关雪曼笑着点头:“我知道我知道,我过年回去,干爸干妈说程嫂子常带着儿子去看他们,还帮着做些家务,实在过意不去。”
逢年过节的慰问和各种节礼是组织的安排,但黎家老两口很清楚,程政委一家和自家非亲非故,没义务对他们两个老人如此上心。

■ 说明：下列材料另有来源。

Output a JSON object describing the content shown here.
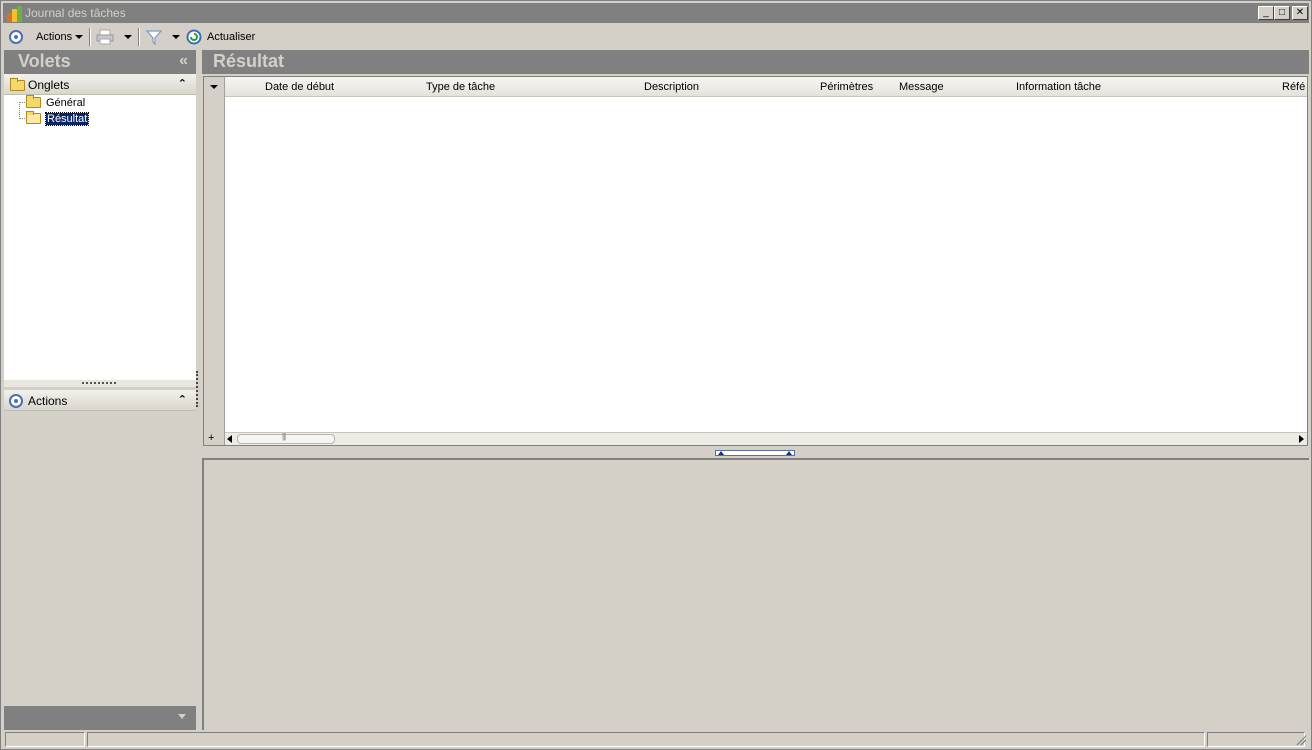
{
  "window": {
    "title": "Journal des tâches",
    "controls": [
      "minimize",
      "maximize",
      "close"
    ]
  },
  "toolbar": {
    "actions_label": "Actions",
    "refresh_label": "Actualiser"
  },
  "left_panel": {
    "title": "Volets",
    "collapse_glyph": "«",
    "tabs_section": {
      "label": "Onglets",
      "items": [
        {
          "label": "Général",
          "selected": false
        },
        {
          "label": "Résultat",
          "selected": true
        }
      ]
    },
    "actions_section": {
      "label": "Actions"
    }
  },
  "result_panel": {
    "title": "Résultat",
    "columns": [
      "Date de début",
      "Type de tâche",
      "Description",
      "Périmètres",
      "Message",
      "Information tâche",
      "Réfé"
    ]
  },
  "colors": {
    "panel_header": "#808080",
    "panel_header_text": "#d4d0c8",
    "selection": "#0a246a",
    "window_bg": "#d4d0c8"
  },
  "icons": {
    "app": "app-icon",
    "actions": "actions-icon",
    "print": "print-icon",
    "filter": "filter-icon",
    "refresh": "refresh-icon",
    "folder": "folder-icon",
    "folder_open": "folder-open-icon"
  }
}
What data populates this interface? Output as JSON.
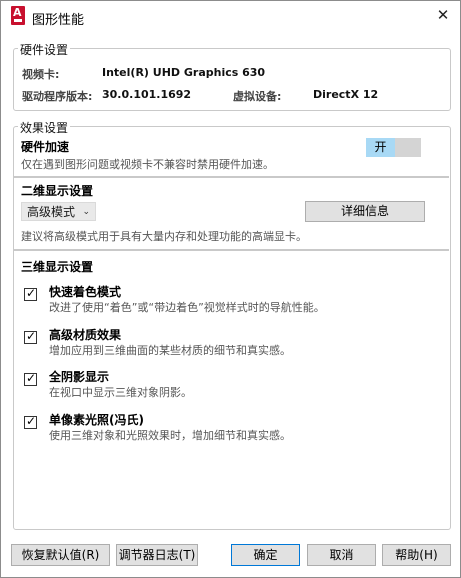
{
  "window": {
    "title": "图形性能",
    "close_glyph": "✕",
    "app_icon": "autocad-a-icon"
  },
  "hardware_group": {
    "title": "硬件设置",
    "video_card_label": "视频卡:",
    "video_card_value": "Intel(R) UHD Graphics 630",
    "driver_label": "驱动程序版本:",
    "driver_value": "30.0.101.1692",
    "virtual_label": "虚拟设备:",
    "virtual_value": "DirectX 12"
  },
  "effects_group": {
    "title": "效果设置",
    "hw_accel": {
      "title": "硬件加速",
      "desc": "仅在遇到图形问题或视频卡不兼容时禁用硬件加速。",
      "toggle_label": "开",
      "toggle_on": true
    },
    "display_2d": {
      "title": "二维显示设置",
      "mode_value": "高级模式",
      "chevron": "⌄",
      "details_button": "详细信息",
      "desc": "建议将高级模式用于具有大量内存和处理功能的高端显卡。"
    },
    "display_3d": {
      "title": "三维显示设置",
      "options": [
        {
          "label": "快速着色模式",
          "desc": "改进了使用“着色”或“带边着色”视觉样式时的导航性能。",
          "checked": true,
          "check": "✓"
        },
        {
          "label": "高级材质效果",
          "desc": "增加应用到三维曲面的某些材质的细节和真实感。",
          "checked": true,
          "check": "✓"
        },
        {
          "label": "全阴影显示",
          "desc": "在视口中显示三维对象阴影。",
          "checked": true,
          "check": "✓"
        },
        {
          "label": "单像素光照(冯氏)",
          "desc": "使用三维对象和光照效果时，增加细节和真实感。",
          "checked": true,
          "check": "✓"
        }
      ]
    }
  },
  "footer": {
    "restore": "恢复默认值(R)",
    "tuner_log": "调节器日志(T)",
    "ok": "确定",
    "cancel": "取消",
    "help": "帮助(H)"
  }
}
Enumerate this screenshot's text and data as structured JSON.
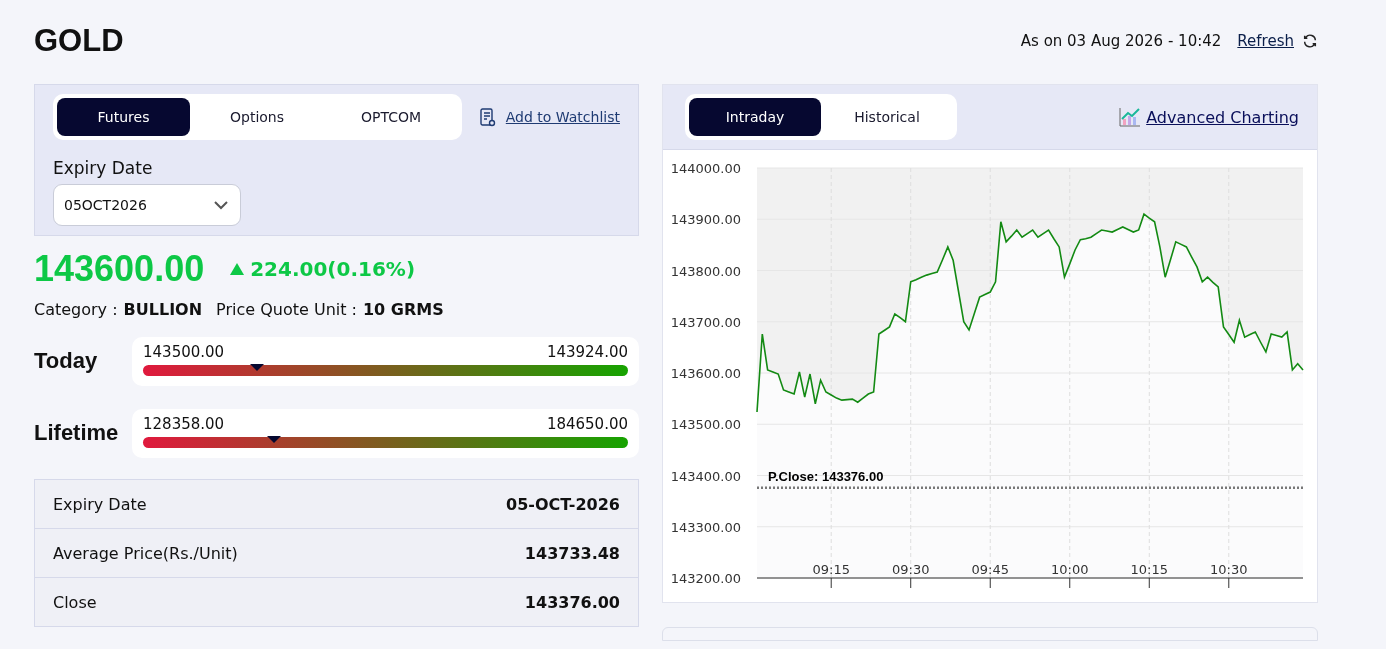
{
  "header": {
    "title": "GOLD",
    "as_on": "As on 03 Aug 2026 - 10:42",
    "refresh": "Refresh"
  },
  "contract_panel": {
    "tabs": [
      {
        "label": "Futures",
        "selected": true
      },
      {
        "label": "Options",
        "selected": false
      },
      {
        "label": "OPTCOM",
        "selected": false
      }
    ],
    "watchlist": "Add to Watchlist",
    "expiry_label": "Expiry Date",
    "expiry_value": "05OCT2026"
  },
  "quote": {
    "price": "143600.00",
    "change": "224.00(0.16%)",
    "up": true,
    "category_label": "Category :",
    "category": "BULLION",
    "unit_label": "Price Quote Unit :",
    "unit": "10 GRMS"
  },
  "ranges": [
    {
      "label": "Today",
      "low": "143500.00",
      "high": "143924.00",
      "level": 0.236
    },
    {
      "label": "Lifetime",
      "low": "128358.00",
      "high": "184650.00",
      "level": 0.27
    }
  ],
  "stats": [
    {
      "label": "Expiry Date",
      "value": "05-OCT-2026"
    },
    {
      "label": "Average Price(Rs./Unit)",
      "value": "143733.48"
    },
    {
      "label": "Close",
      "value": "143376.00"
    }
  ],
  "chart_panel": {
    "tabs": [
      {
        "label": "Intraday",
        "selected": true
      },
      {
        "label": "Historical",
        "selected": false
      }
    ],
    "advanced": "Advanced Charting",
    "chart_data": {
      "type": "line",
      "categories": [
        null,
        null,
        null,
        null,
        null,
        null,
        null,
        null,
        null,
        null,
        null,
        null,
        null,
        null,
        "09:15",
        null,
        null,
        null,
        null,
        null,
        null,
        null,
        null,
        null,
        null,
        null,
        null,
        null,
        null,
        "09:30",
        null,
        null,
        null,
        null,
        null,
        null,
        null,
        null,
        null,
        null,
        null,
        null,
        null,
        null,
        "09:45",
        null,
        null,
        null,
        null,
        null,
        null,
        null,
        null,
        null,
        null,
        null,
        null,
        null,
        null,
        "10:00",
        null,
        null,
        null,
        null,
        null,
        null,
        null,
        null,
        null,
        null,
        null,
        null,
        null,
        null,
        "10:15",
        null,
        null,
        null,
        null,
        null,
        null,
        null,
        null,
        null,
        null,
        null,
        null,
        null,
        null,
        "10:30",
        null,
        null,
        null,
        null,
        null,
        null,
        null,
        null,
        null,
        null,
        null,
        null,
        null,
        null
      ],
      "series": [
        {
          "color": "#138a13",
          "values": [
            143524,
            143676,
            143606,
            143602,
            143598,
            143567,
            143563,
            143559,
            143602,
            143553,
            143598,
            143540,
            143586,
            143563,
            143557,
            143551,
            143547,
            143548,
            143549,
            143543,
            143551,
            143559,
            143563,
            143676,
            143683,
            143690,
            143715,
            143708,
            143700,
            143778,
            143782,
            143787,
            143791,
            143794,
            143797,
            143821,
            143846,
            143820,
            143760,
            143700,
            143684,
            143716,
            143748,
            143753,
            143758,
            143778,
            143895,
            143856,
            143867,
            143879,
            143865,
            143872,
            143879,
            143865,
            143872,
            143879,
            143862,
            143846,
            143787,
            143813,
            143840,
            143860,
            143862,
            143865,
            143872,
            143879,
            143877,
            143875,
            143880,
            143885,
            143880,
            143875,
            143879,
            143910,
            143902,
            143895,
            143846,
            143787,
            143821,
            143856,
            143851,
            143846,
            143826,
            143807,
            143778,
            143787,
            143777,
            143768,
            143690,
            143675,
            143660,
            143703,
            143670,
            143675,
            143680,
            143660,
            143641,
            143676,
            143673,
            143670,
            143680,
            143606,
            143618,
            143606
          ]
        }
      ],
      "ylim": [
        143200,
        144000
      ],
      "yticks": [
        {
          "value": 144000,
          "label": "144000.00"
        },
        {
          "value": 143900,
          "label": "143900.00"
        },
        {
          "value": 143800,
          "label": "143800.00"
        },
        {
          "value": 143700,
          "label": "143700.00"
        },
        {
          "value": 143600,
          "label": "143600.00"
        },
        {
          "value": 143500,
          "label": "143500.00"
        },
        {
          "value": 143400,
          "label": "143400.00"
        },
        {
          "value": 143300,
          "label": "143300.00"
        },
        {
          "value": 143200,
          "label": "143200.00"
        }
      ],
      "grid": true,
      "ref_lines": [
        {
          "axis": "y",
          "value": 143376,
          "label": "P.Close: 143376.00"
        }
      ]
    }
  }
}
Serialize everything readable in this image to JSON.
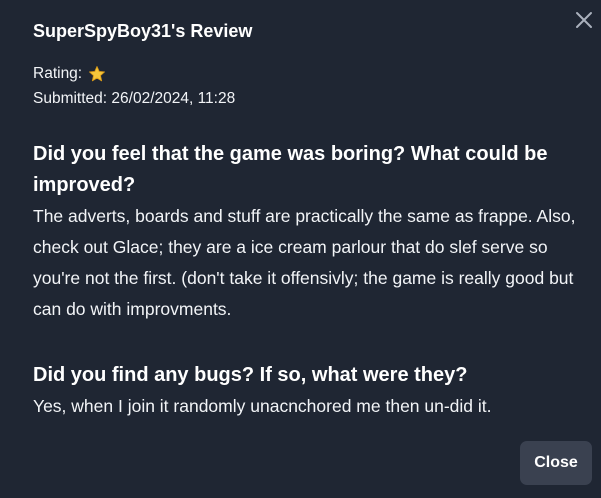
{
  "review": {
    "title": "SuperSpyBoy31's Review",
    "rating_label": "Rating:",
    "rating_icon": "star-icon",
    "rating_value": 1,
    "submitted": "Submitted: 26/02/2024, 11:28"
  },
  "questions": [
    {
      "question": "Did you feel that the game was boring? What could be improved?",
      "answer": "The adverts, boards and stuff are practically the same as frappe. Also, check out Glace; they are a ice cream parlour that do slef serve so you're not the first. (don't take it offensivly; the game is really good but can do with improvments."
    },
    {
      "question": "Did you find any bugs? If so, what were they?",
      "answer": "Yes, when I join it randomly unacnchored me then un-did it."
    }
  ],
  "buttons": {
    "close_label": "Close",
    "dismiss_icon": "close-icon"
  },
  "colors": {
    "background": "#1f2633",
    "button": "#3a4150",
    "star": "#f5c63b"
  }
}
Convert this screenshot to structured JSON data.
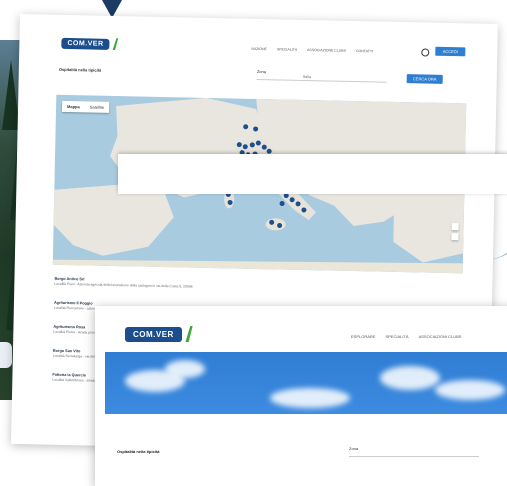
{
  "header": {
    "logo": "COM.VER",
    "nav": [
      "NAZIONE",
      "SPECIALITÀ",
      "ASSOCIAZIONE CLUBS",
      "CONTATTI"
    ],
    "button": "ACCEDI"
  },
  "search": {
    "label": "Ospitalità nella tipicità",
    "field_label": "Zona",
    "field_value": "Italia",
    "button": "CERCA ORA"
  },
  "map": {
    "tabs": [
      "Mappa",
      "Satellite"
    ]
  },
  "results": [
    {
      "title": "Borgo Antico Srl",
      "desc": "Località Piani - Azienda agricola della lavorazione della castagna in via della Costa 5, 20048"
    },
    {
      "title": "Agriturismo Il Poggio",
      "desc": "Località Roccamare - azienda agricola biologica con vista sulla valle"
    },
    {
      "title": "Agriturismo Rosa",
      "desc": "Località Pietra - strada provinciale 12"
    },
    {
      "title": "Borgo San Vito",
      "desc": "Località Serralunga - via del Fiume 3"
    },
    {
      "title": "Fattoria la Quercia",
      "desc": "Località Vallombrosa - strada comunale 8"
    }
  ],
  "front_card": {
    "logo": "COM.VER",
    "nav": [
      "ESPLORARE",
      "SPECIALITÀ",
      "ASSOCIAZIONI CLUBS"
    ],
    "search_label": "Ospitalità nella tipicità",
    "field_label": "Zona"
  },
  "colors": {
    "brand_blue": "#1c4d8c",
    "button_blue": "#2f7fd1",
    "marker": "#1d4e8e",
    "sea": "#a9cbe0",
    "land": "#e9e6df"
  }
}
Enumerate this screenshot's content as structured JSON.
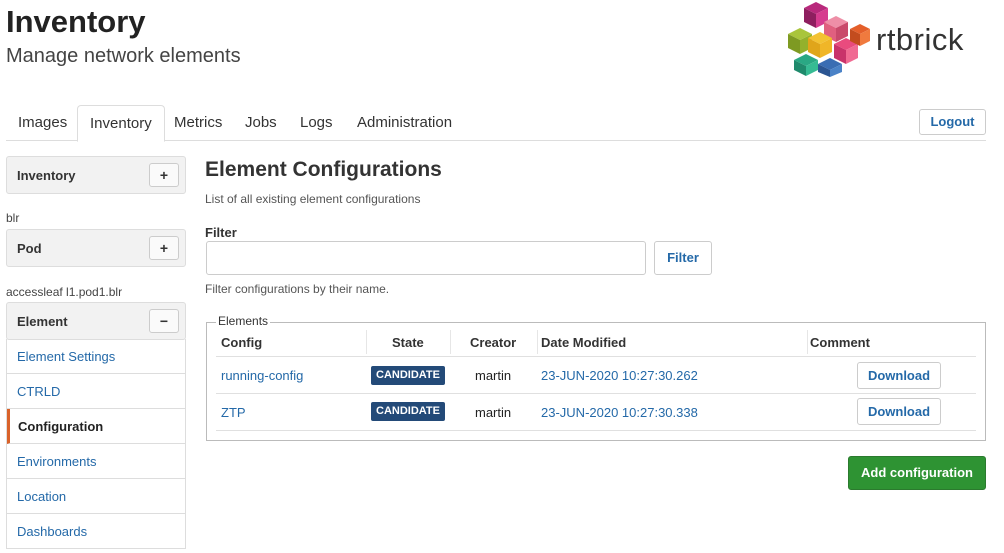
{
  "header": {
    "title": "Inventory",
    "subtitle": "Manage network elements",
    "brand": "rtbrick"
  },
  "tabs": [
    {
      "label": "Images"
    },
    {
      "label": "Inventory"
    },
    {
      "label": "Metrics"
    },
    {
      "label": "Jobs"
    },
    {
      "label": "Logs"
    },
    {
      "label": "Administration"
    }
  ],
  "active_tab": "Inventory",
  "logout_label": "Logout",
  "sidebar": {
    "inventory": {
      "label": "Inventory",
      "button": "+"
    },
    "inventory_value": "blr",
    "pod": {
      "label": "Pod",
      "button": "+"
    },
    "pod_value": "accessleaf l1.pod1.blr",
    "element": {
      "label": "Element",
      "button": "−"
    },
    "items": [
      {
        "label": "Element Settings"
      },
      {
        "label": "CTRLD"
      },
      {
        "label": "Configuration"
      },
      {
        "label": "Environments"
      },
      {
        "label": "Location"
      },
      {
        "label": "Dashboards"
      }
    ],
    "active_item": "Configuration"
  },
  "main": {
    "title": "Element Configurations",
    "description": "List of all existing element configurations",
    "filter_label": "Filter",
    "filter_value": "",
    "filter_button": "Filter",
    "filter_help": "Filter configurations by their name.",
    "legend": "Elements",
    "columns": [
      "Config",
      "State",
      "Creator",
      "Date Modified",
      "Comment"
    ],
    "rows": [
      {
        "config": "running-config",
        "state": "CANDIDATE",
        "creator": "martin",
        "date": "23-JUN-2020 10:27:30.262",
        "action": "Download"
      },
      {
        "config": "ZTP",
        "state": "CANDIDATE",
        "creator": "martin",
        "date": "23-JUN-2020 10:27:30.338",
        "action": "Download"
      }
    ],
    "add_button": "Add configuration"
  },
  "colors": {
    "link": "#2469a8",
    "badge": "#234a78",
    "primary_green": "#2e9333",
    "active_accent": "#d9622a"
  }
}
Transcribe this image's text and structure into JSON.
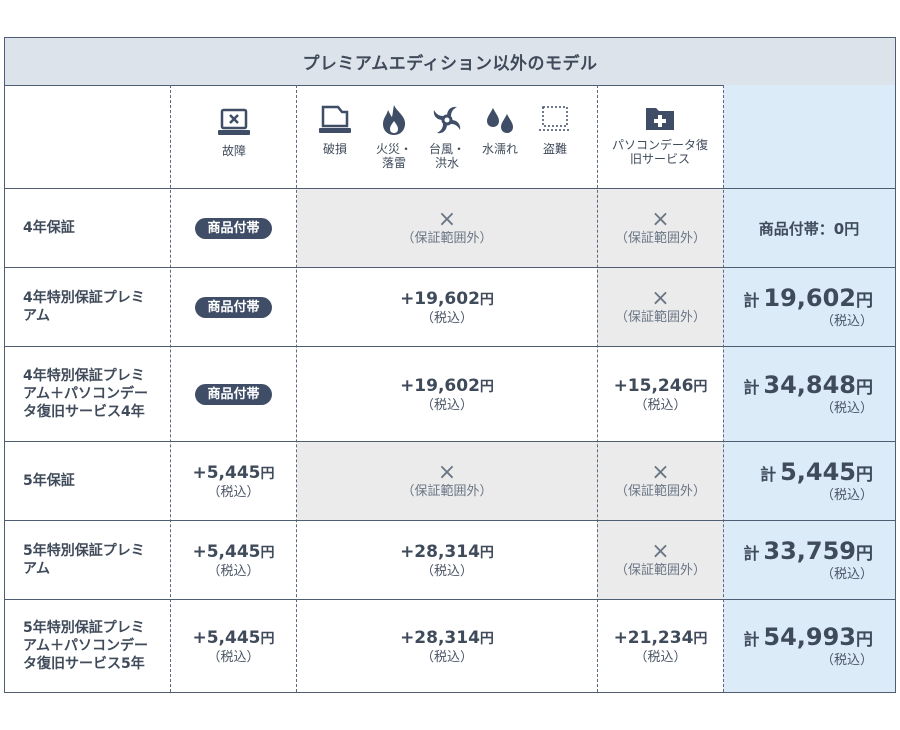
{
  "table": {
    "title": "プレミアムエディション以外のモデル",
    "headers": {
      "failure": {
        "icon": "laptop-broken-icon",
        "label": "故障"
      },
      "damage_group": [
        {
          "icon": "laptop-damaged-icon",
          "label": "破損"
        },
        {
          "icon": "fire-icon",
          "label": "火災・落雷"
        },
        {
          "icon": "typhoon-icon",
          "label": "台風・洪水"
        },
        {
          "icon": "water-drops-icon",
          "label": "水濡れ"
        },
        {
          "icon": "theft-icon",
          "label": "盗難"
        }
      ],
      "recovery": {
        "icon": "folder-plus-icon",
        "label": "パソコンデータ復旧サービス"
      }
    },
    "badge": "商品付帯",
    "cross": "×",
    "outside": "（保証範囲外）",
    "tax": "（税込）",
    "yen": "円",
    "kei": "計",
    "rows": [
      {
        "label": "4年保証",
        "failure": "badge",
        "damage": "outside",
        "recovery": "outside",
        "total_text": "商品付帯：0円"
      },
      {
        "label": "4年特別保証プレミアム",
        "failure": "badge",
        "damage": "+19,602",
        "recovery": "outside",
        "total": "19,602"
      },
      {
        "label": "4年特別保証プレミアム＋パソコンデータ復旧サービス4年",
        "failure": "badge",
        "damage": "+19,602",
        "recovery": "+15,246",
        "total": "34,848"
      },
      {
        "label": "5年保証",
        "failure": "+5,445",
        "damage": "outside",
        "recovery": "outside",
        "total": "5,445"
      },
      {
        "label": "5年特別保証プレミアム",
        "failure": "+5,445",
        "damage": "+28,314",
        "recovery": "outside",
        "total": "33,759"
      },
      {
        "label": "5年特別保証プレミアム＋パソコンデータ復旧サービス5年",
        "failure": "+5,445",
        "damage": "+28,314",
        "recovery": "+21,234",
        "total": "54,993"
      }
    ]
  }
}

关雪曼自然也清楚,人家程嫂子一家再怎么随和热情,但程勇本身就是正师级领导,打个电话给厂里领导叮嘱多关照,已经算得上有情有义了,何必如此亲力亲为。
说到底,一切都是芝芝姐和姐夫特意吩咐的。
林纫芝笑:“程嫂子和程大哥都是好人,康康也是乖巧的孩子,你让黎叔黎婶别不好意思,遇上解决不了的麻烦就去军区家属院。”
斯人已去,她和阿湛做不了别的,只能尽量多帮忙照看黎家老两口,这也是黎启明最放心不下的。
他们夫妻确实有让程勇帮忙,但也没想到对方尽心尽力到这地步,只能说阿湛没看错人,她当初治疗康康也是值得的。
程勇是阿湛安排在金陵的眼线之一,在他调任前就已经该提拔的提拔,该换位置的换位置,有这些布局在,能保证他在京市也能掌控华东局势。
关雪曼面上答应了,心里却明白自己得醒目,她们麻烦程政委,最后人情还不是得芝芝姐和姐夫来还。
她迫不及待地想变得强大,成长到能帮助芝芝姐的地步。人大毕业生说出来很了不起,可在林家、周家这样的人家面前实在不够看。
所以关雪曼毫不犹豫争取公费出国的机会,用知识和能力武装自己,等她再回来,一定会比现在强,到时才有机会真正帮到芝芝姐。
“前往东京的CA919次航班,现在开始登机……”
一阵音乐声过后,广播声响起,分别用英语和普通话播报了一遍。
从京市去美丽国没有直飞,得经停东京、阿拉斯加,飞二十多个小时才落地肯尼迪机场。
“曼曼姨姨,这是西西最喜欢的洋娃娃,我给她起名叫Snow,跟你同个名字,你带着她就像宝宝陪在你身边。”
林纫芝温柔地看着女儿,“那个箱子里的是Snow的衣服,那几件歪歪扭扭的就是她和白白缝的,功课再紧张也不要忘了小雪人换衣服啊。”
关雪曼眼眶通红,咬着唇拼命点头:“不会忘的,姨姨一定每天把Snow打扮得跟西西一样漂亮。”
身后的老师再催了,白白上前轻轻抱了抱关雪曼,“曼曼姨姨,想家了就回来,宝宝和妈妈在京市等你。”
关雪曼再也忍不住,眼泪夺眶而出,紧紧把两个胖宝宝搂进怀里,大颗大颗的泪珠打湿了崽崽们的脖颈和衣领。